SpaceX has managed, to date, to conduct this project with success. The company has made known its plans to have the first stage of its Falcon 9 return to Earth. Somewhat similar to how SpaceX is conducting the Grasshopper tests, the company’s founder and CEO has stated this, too, will be conducted in a step-by-step fashion.
After the successful recover of the Dragon spacecraft that conducted the second Commercial Supply Services mission to the International Space Station, Musk detailed what his company plans to do to merge what is currently being done with Grasshopper, with what will be done with the firm’s Falcon 9 launch vehicle.

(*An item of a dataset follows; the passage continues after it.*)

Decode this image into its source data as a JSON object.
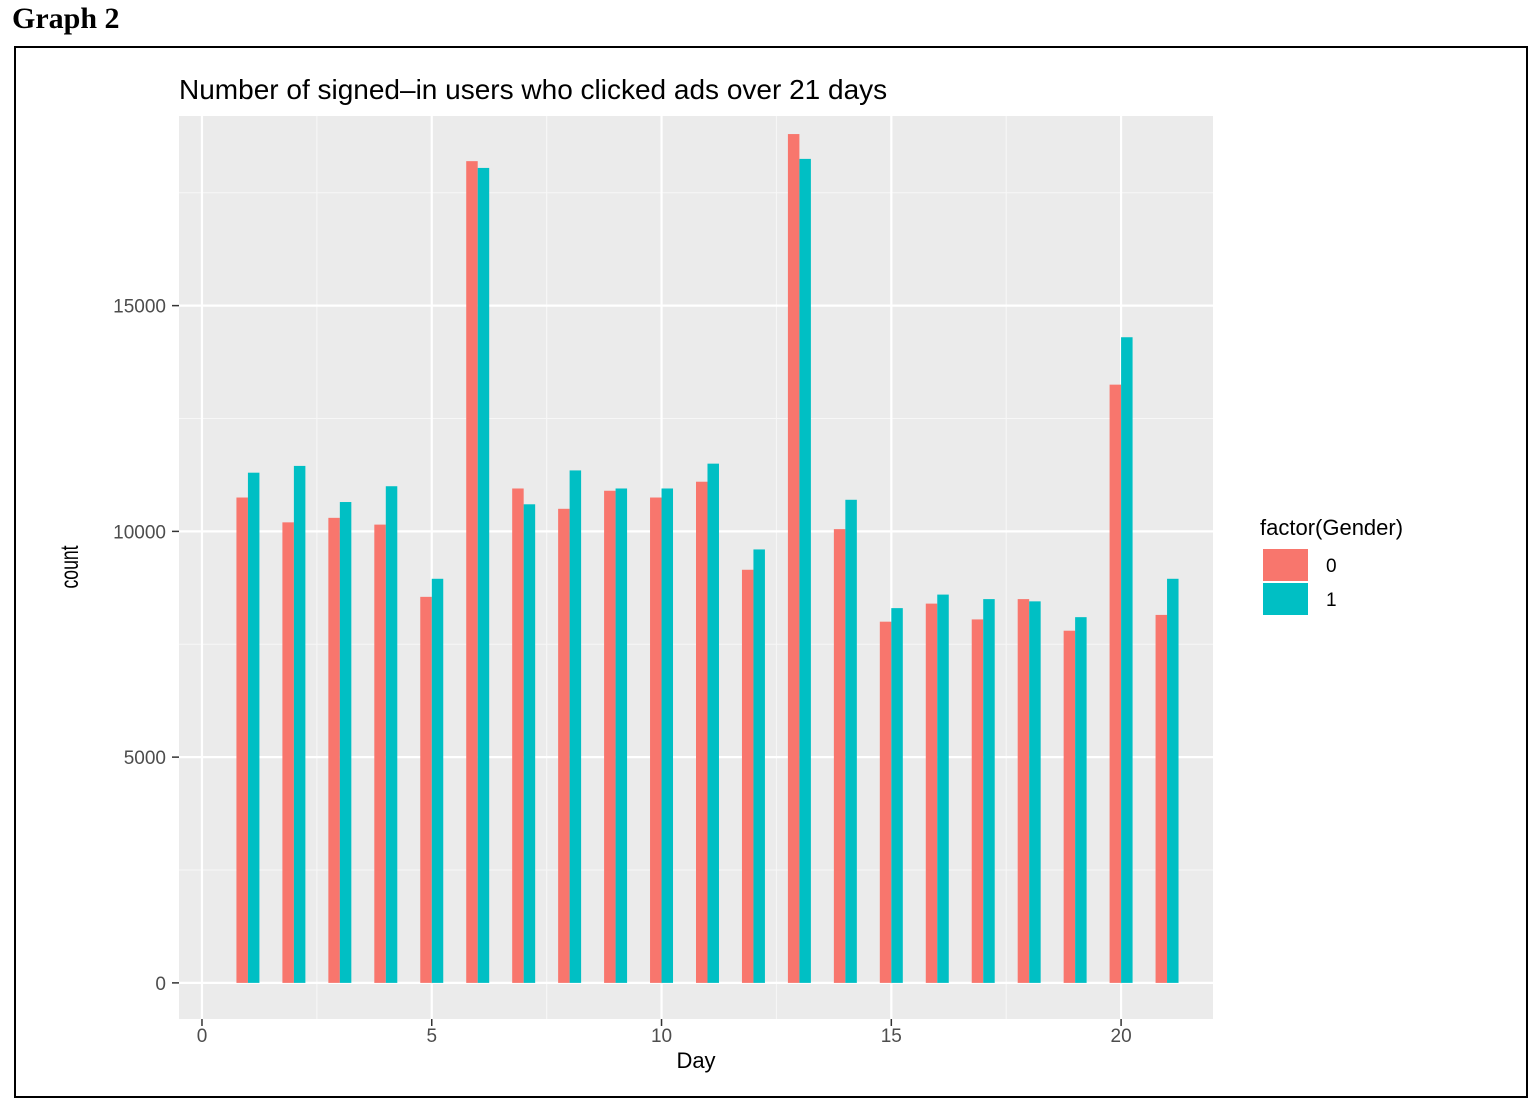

“(in terms of the Falcon 9) … The initial recovery attempts will be from a water landing, so the first-stage booster will, after separation, continue in a ballistic arc and execute a velocity reduction burn in the atmosphere to lessen the impact. Then, right before splashdown of the stage, it’s going to light the engine again. So there will be two burns after stage separation, if things go well,” Musk said. “I want to emphasize that we don’t expect success in the first several attempts. Hopefully next year, with a lot more experience and data, we should be able to return the first stage to the launch site, deploy its landing legs, and then do a propulsive landing on land back at the launch site. So this year our efforts will be focused on recovering a first stage at all from an ocean landing, and then next year it will be about the return to launch site with the landing gear deployed.”